Time for inquiry into windfarm industry

John Carter | The Land | 18 May 2018 | www.theland.com.au

Government was forced into a Royal Commission on the financial services industry recently.

We can now see why they were so opposed.

It is time to trot out another look into the wind farms.

Some former and present State Ministers and bureaucrats and Clean Energy bodies should face some very awkward questions.

Thanks to a few brave senators we do have a Wind Farm Commissioner.

But he has no power.

His second annual report is a detailed description of the lack of, or variation in, wind farm planning regulation by the various states.

Years ago, a senior energy professor at a Sydney university told me that no inland wind farm in Australia would ever be viable without huge Government subsidy.

There is not enough consistent wind.

Our Governments are subsidising overseas wind farm developers with up to $1.5 million per turbine per annum.

We are despoiling our landscape for nothing and forever.

Turbine removal is too expensive as thousands of rusting towers abroad in Hawaii and Western USA will testify.

Madness.

As I write this column, the eight turbines in Crookwell One have not turned for a week.

We have had no wind.

Over the 20 years of its existence it wouldn’t have achieved 20 per cent efficiency.

Claims that wind farms are clean and friendly and have no effects upon health, landscape and values raise a massive question.

It is 21 years since I addressed Crookwell Council about consent for the first industrial wind farm in Australia (Crookwell 1).

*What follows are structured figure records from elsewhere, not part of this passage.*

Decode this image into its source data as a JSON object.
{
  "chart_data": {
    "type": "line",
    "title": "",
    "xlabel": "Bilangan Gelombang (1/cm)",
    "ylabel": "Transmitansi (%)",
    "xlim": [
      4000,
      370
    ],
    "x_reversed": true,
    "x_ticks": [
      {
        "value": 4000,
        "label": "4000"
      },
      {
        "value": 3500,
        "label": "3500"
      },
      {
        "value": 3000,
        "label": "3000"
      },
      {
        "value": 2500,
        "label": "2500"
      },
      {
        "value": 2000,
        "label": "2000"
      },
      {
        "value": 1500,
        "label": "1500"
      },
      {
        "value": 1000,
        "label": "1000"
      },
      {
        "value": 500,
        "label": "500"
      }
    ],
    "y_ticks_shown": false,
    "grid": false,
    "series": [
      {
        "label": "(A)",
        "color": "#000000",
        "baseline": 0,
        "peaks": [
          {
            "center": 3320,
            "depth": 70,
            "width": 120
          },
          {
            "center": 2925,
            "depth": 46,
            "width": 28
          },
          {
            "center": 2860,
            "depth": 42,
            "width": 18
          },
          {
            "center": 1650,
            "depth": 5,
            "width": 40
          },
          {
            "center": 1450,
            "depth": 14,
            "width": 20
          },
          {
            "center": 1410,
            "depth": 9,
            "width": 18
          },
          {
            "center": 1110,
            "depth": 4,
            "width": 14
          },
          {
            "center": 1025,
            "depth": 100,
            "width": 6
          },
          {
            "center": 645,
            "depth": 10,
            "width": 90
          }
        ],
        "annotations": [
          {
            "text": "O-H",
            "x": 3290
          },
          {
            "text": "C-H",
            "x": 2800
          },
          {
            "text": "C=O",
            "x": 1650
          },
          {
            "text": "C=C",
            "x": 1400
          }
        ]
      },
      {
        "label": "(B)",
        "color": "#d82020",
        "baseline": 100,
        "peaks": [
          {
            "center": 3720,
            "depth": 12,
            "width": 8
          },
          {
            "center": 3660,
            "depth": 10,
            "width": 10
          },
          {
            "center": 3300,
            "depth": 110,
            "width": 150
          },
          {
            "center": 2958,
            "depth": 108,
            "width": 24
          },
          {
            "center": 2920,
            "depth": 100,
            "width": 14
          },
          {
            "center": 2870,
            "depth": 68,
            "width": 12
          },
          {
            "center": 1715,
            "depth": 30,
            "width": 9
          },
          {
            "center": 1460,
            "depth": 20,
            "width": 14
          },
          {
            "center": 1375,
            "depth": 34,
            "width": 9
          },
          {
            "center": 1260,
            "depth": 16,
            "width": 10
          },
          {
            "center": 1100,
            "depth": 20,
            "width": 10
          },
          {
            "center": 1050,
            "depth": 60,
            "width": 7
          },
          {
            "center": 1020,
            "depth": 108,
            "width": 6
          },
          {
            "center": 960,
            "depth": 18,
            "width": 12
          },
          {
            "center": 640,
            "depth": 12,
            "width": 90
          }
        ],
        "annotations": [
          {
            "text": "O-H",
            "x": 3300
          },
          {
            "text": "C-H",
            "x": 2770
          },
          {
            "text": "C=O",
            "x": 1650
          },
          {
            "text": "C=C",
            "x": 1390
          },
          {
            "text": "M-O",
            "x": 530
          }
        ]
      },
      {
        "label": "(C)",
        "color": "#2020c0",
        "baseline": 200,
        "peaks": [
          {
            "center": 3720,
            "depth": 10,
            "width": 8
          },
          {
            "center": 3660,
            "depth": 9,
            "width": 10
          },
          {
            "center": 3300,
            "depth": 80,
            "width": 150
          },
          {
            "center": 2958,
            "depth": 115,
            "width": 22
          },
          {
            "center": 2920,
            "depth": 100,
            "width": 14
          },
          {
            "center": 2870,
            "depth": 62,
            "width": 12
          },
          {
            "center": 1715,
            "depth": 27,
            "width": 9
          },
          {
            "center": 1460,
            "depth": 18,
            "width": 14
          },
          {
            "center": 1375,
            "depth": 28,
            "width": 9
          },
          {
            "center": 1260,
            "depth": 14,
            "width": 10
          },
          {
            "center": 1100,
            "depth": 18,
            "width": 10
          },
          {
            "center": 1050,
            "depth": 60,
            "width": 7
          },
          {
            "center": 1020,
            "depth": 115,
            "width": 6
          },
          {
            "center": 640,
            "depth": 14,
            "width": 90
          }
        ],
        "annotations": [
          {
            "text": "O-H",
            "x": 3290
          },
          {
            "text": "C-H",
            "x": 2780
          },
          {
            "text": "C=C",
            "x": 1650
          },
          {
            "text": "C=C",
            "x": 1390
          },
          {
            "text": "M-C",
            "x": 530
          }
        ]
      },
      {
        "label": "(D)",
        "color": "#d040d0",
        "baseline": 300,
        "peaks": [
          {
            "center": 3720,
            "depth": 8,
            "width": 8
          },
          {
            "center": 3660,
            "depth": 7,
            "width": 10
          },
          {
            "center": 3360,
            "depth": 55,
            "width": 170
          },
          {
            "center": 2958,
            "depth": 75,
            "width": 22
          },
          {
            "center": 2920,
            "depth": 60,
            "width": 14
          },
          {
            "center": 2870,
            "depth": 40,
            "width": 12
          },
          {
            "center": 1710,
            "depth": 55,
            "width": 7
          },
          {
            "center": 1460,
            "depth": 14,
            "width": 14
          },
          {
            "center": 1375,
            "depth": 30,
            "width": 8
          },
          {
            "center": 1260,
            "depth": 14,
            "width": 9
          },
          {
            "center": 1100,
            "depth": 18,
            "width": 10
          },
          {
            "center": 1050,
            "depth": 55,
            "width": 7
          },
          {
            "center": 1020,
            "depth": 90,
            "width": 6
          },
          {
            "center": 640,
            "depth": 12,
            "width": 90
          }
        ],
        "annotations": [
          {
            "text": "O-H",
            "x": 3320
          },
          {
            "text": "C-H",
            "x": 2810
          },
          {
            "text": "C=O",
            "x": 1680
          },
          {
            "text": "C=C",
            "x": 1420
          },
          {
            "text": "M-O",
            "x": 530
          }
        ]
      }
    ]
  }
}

I said that they risked having our scenic agriculture area converted to a sea of steel – an industrial area.

It is now happening.

Even our clear night sky, acclaimed by so many visitors, is under threat from 21 red lights to be on top of Crookwell 11’s 150 metre turbines.

Windfarm hosts have no control over the developers who have invested up to 20 times the value of the title holder’s land in wind turbine infrastructure (much of it Government subsidies).

Hosts hadn’t understood what they had signed up to.

Three very recent local property sales have confirmed that a host wind farm loses 30 to 40 per cent in value.

Crookwell 1 host-farm with its eight turbines sold for $2900/acre.

Similar basalt soil an equal distance from Crookwell with inferior buildings but no turbines sold for $4100.

The ongoing pointless desecration of landscape must stop, solar is taking over as nuclear is politically impossible.